In der nächsten Nacht tauchte Kanato bei einer meiner Erkundungstouren durch die Villa auf. Ich war am Nachmittag vorher irgendwann erschöpft eingeschlafen. Es war nicht das erste Mal gewesen und wahrscheinlich auch nicht das letzte Mal, dass ich solche Albträume hatte. Trotzdem hätte ich mich am liebsten wieder ins Bett gelegt und die Decke über den Kopf gezogen. So sehr es mich mitnahm, so erinnerte es mich daran, dass ich es anders wollte und das erreichte ich nicht, indem ich nichts änderte. Also fing ich bei mir an und war dennoch aufgestanden. Die negativen Gefühle waren bereits eine Verbesserung zum Nichts. Und die Wut. Wie lange hatte ich keine Wut mehr empfunden? Die Erinnerung begann bereits zu verblassen, obwohl es erst gestern gewesen war, aber sie war da gewesen und was einmal kam, konnte ich wiederholen. Kanato führte mich durch die Gänge der Villa bis hinunter in den Keller. Er warf einen Blick über die Schulter, dann öffnete er die Tür. Aufgereiht an den Wänden standen Mädchen in Hochzeitskleidern. Wäre da nicht der leichte, aber allgegenwärtige Geruch von Tod, hätte man sie für Wachsfiguren halten können. Ich wollte nicht zu genau darüber nachdenken, woher die toten Körper stammten und warum sie tot waren. Mit einem unterdrückten Gähnen trat ich näher heran. Glücklicherweise machte es Schlafmangel ausgesprochen leicht, nicht rational zu denken und so bewunderte ich stattdessen das handwerkliche Geschick, mit dem sie hergerichtet worden waren. Wie schützte er sie vor Verwesung? Ich schaute über die Schulter zu ihm zurück. Er stand mit Teddy an die Brust gedrückt hinter mir und beobachtete mich stumm. Ich griff nach einem der Kleider. Der weiße Stoff glitt seidig und kühl über meine Finger, als ich ihn berührte. Meine Alltagskleidung konnte ich flicken und mir problemlos behelfen, selbst wenn nicht das richtige Werkzeug zur Hand war, aber für so etwas Feines fehlte mir die Geduld und Motivation. Ich begann Kanatos Präsenz überdeutlich in meinem Rücken zu spüren, also richtete ich mich wieder auf und ließ den Stoff los.
"Dir gefallen meine Wachsfiguren?" Er klang überrascht. "Teddy freut sich immer, wenn wir herkommen. Aber Yui findet sie unheimlich."

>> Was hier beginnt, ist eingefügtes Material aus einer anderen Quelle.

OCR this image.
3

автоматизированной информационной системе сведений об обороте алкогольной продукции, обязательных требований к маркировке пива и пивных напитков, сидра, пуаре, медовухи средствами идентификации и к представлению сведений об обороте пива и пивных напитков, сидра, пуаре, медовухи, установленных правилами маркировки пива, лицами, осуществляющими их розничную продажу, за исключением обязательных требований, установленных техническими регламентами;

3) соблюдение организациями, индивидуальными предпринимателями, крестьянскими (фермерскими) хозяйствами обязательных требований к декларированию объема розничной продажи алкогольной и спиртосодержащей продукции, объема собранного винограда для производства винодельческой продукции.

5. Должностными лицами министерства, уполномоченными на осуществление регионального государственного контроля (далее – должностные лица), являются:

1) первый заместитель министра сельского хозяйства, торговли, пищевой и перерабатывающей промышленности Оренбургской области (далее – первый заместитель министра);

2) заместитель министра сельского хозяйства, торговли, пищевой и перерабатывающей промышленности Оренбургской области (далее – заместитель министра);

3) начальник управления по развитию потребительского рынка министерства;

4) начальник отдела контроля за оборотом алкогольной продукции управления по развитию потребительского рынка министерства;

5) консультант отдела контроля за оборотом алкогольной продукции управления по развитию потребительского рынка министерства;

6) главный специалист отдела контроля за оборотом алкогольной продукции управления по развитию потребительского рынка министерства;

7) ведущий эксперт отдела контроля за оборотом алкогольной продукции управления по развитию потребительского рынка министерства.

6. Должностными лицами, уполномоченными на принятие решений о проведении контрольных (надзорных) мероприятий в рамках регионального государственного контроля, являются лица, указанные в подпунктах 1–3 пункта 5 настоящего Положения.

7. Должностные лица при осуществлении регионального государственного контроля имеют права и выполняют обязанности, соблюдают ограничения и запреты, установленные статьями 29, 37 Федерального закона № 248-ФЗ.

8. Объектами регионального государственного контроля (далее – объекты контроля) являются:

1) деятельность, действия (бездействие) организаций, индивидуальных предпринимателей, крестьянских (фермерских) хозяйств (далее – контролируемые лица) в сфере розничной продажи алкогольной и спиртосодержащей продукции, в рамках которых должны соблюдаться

"Wie hast du es geschafft, dass sie nicht verwesen?", fragte ich, als mir ein unerfreulicher Gedanke kam. Mit genügend Macht – die sein Vater hatte – oder schlauem Vorgehen - was ich bezweifelte - würde es kein großes Aufsehen erregen, wenn sie hier in Japan verschwanden. "Wie alt sind sie?" Kanato legte den Kopf schief und starrte mich an. Das unangenehme Gefühl, nicht verschwinden zu können, ließ meine Finger vor Unruhe zucken. Gestern war es noch nicht da gewesen. Gestern hatte er mich nicht angeschaut, als würde er mich wirklich sehen. Es war mir nicht aufgefallen, weil ich es gewohnt war, dafür war das Gefühl jetzt umso beunruhigender. 'Es geht keine aktive Bedrohung von ihm aus', erinnerte ich mich und schüttelte das Unwohlsein ab. Bevor Kanato antworten konnte, schlug die Tür mit lautem Scheppern gegen die Wand. Wir fuhren gleichzeitig herum. Subaru stand im Türrahmen.

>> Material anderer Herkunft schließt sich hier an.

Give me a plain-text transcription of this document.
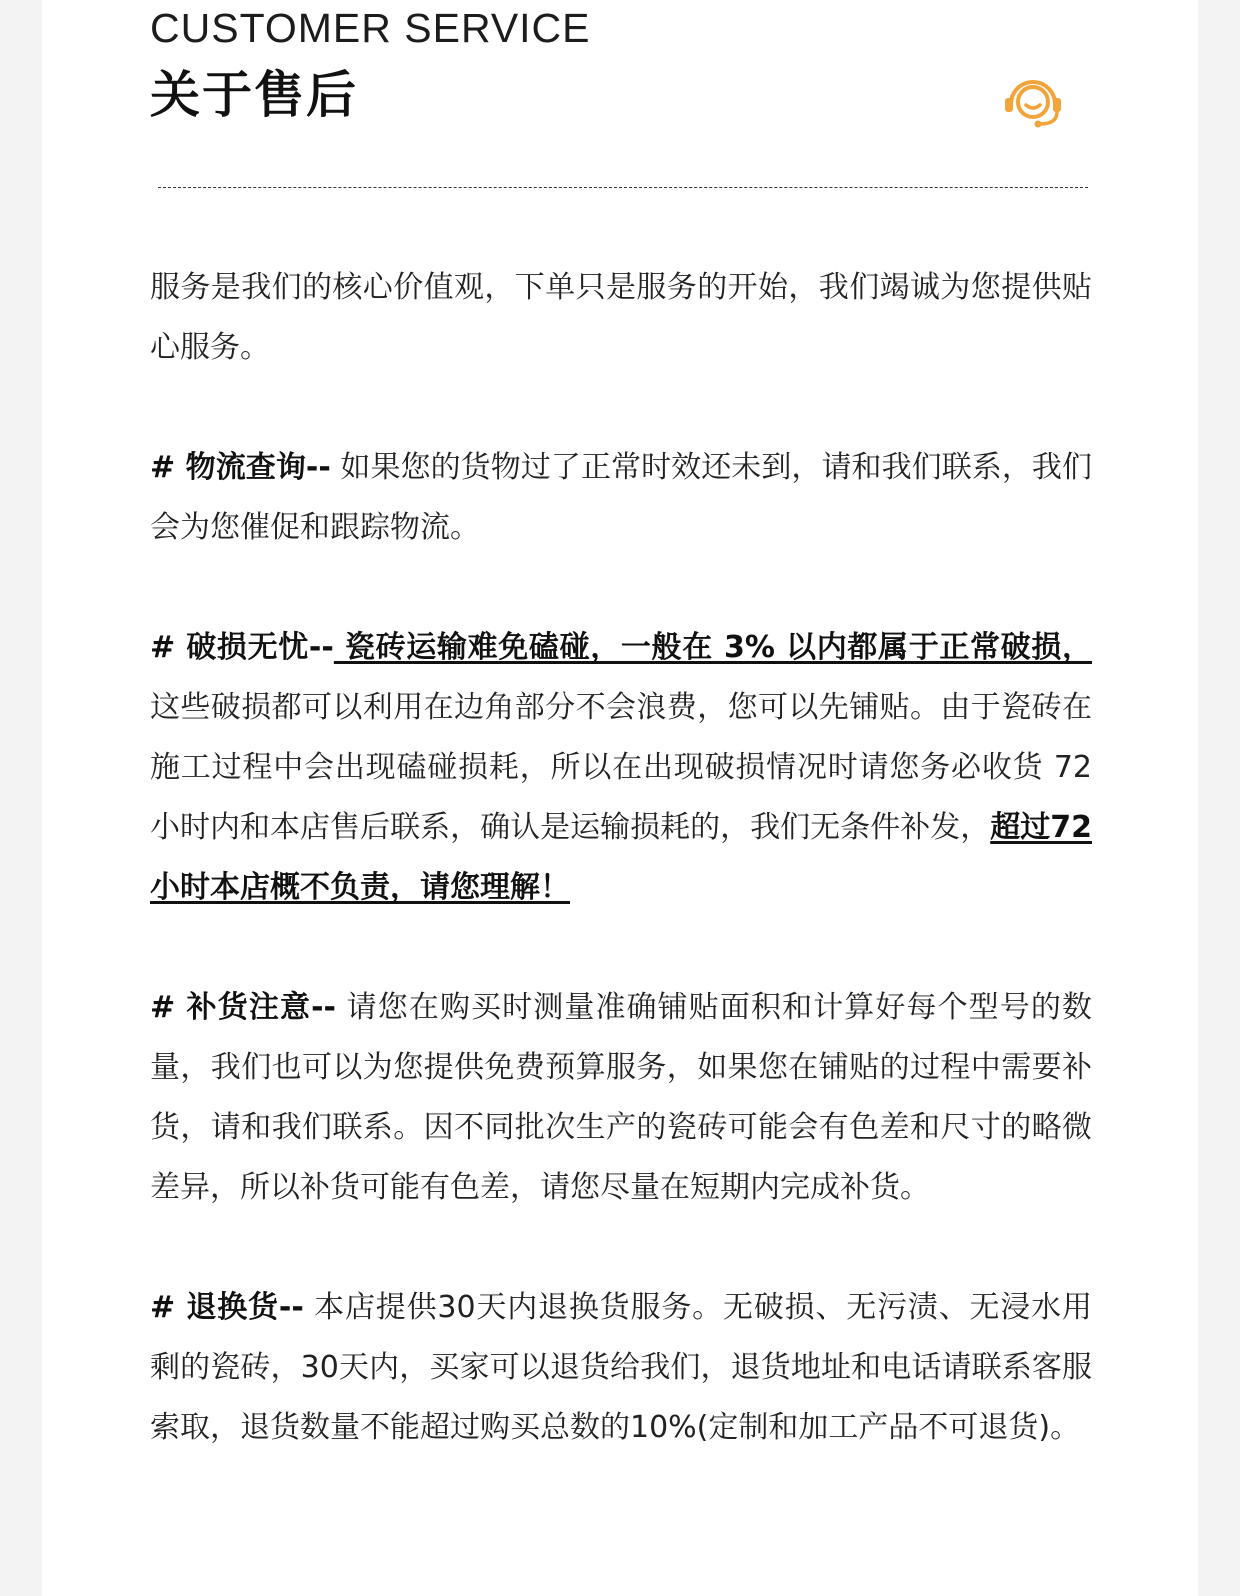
CUSTOMER SERVICE
关于售后

服务是我们的核心价值观，下单只是服务的开始，我们竭诚为您提供贴心服务。

# 物流查询-- 如果您的货物过了正常时效还未到，请和我们联系，我们会为您催促和跟踪物流。

# 破损无忧-- 瓷砖运输难免磕碰，一般在 3% 以内都属于正常破损，这些破损都可以利用在边角部分不会浪费，您可以先铺贴。由于瓷砖在施工过程中会出现磕碰损耗，所以在出现破损情况时请您务必收货 72 小时内和本店售后联系，确认是运输损耗的，我们无条件补发，超过72 小时本店概不负责，请您理解！

# 补货注意-- 请您在购买时测量准确铺贴面积和计算好每个型号的数量，我们也可以为您提供免费预算服务，如果您在铺贴的过程中需要补货，请和我们联系。因不同批次生产的瓷砖可能会有色差和尺寸的略微差异，所以补货可能有色差，请您尽量在短期内完成补货。

# 退换货-- 本店提供30天内退换货服务。无破损、无污渍、无浸水用剩的瓷砖，30天内，买家可以退货给我们，退货地址和电话请联系客服索取，退货数量不能超过购买总数的10%(定制和加工产品不可退货)。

"Monatliches Dinner." Damit verschwand er wieder. Ich schob mich mit einem Nicken an Kanato vorbei und eilte die Treppe nach oben. Am Treppenabsatz stieß ich beinahe mit Ayato zusammen, der mich abschätzig anstarrte.
"Tch. Entschuldige dich bei Ore-sama."
"Ich bitte vielmals um Entschuldigung, Ayato-san." Es schwang kein Sarkasmus mit, aber ebenso wenig Reue.
"Sama."
"Was?" Ayato grinste überheblich, sodass seine spitzen Eckzähne aufblitzen. Pure Absicht. Ein Versuch mich einzuschüchtern. Ich schob mich an ihm vorbei ins Esszimmer. Alle außer Reiji waren da. Ich konnte seine Stimme aus der Küche hören, wo er wahrscheinlich einen der Bediensteten runterputzte. Ayato stieß die Tür auf, die ich hinter mir zugestoßen hatte und machte einen bedrohlichen Schritt auf mich zu.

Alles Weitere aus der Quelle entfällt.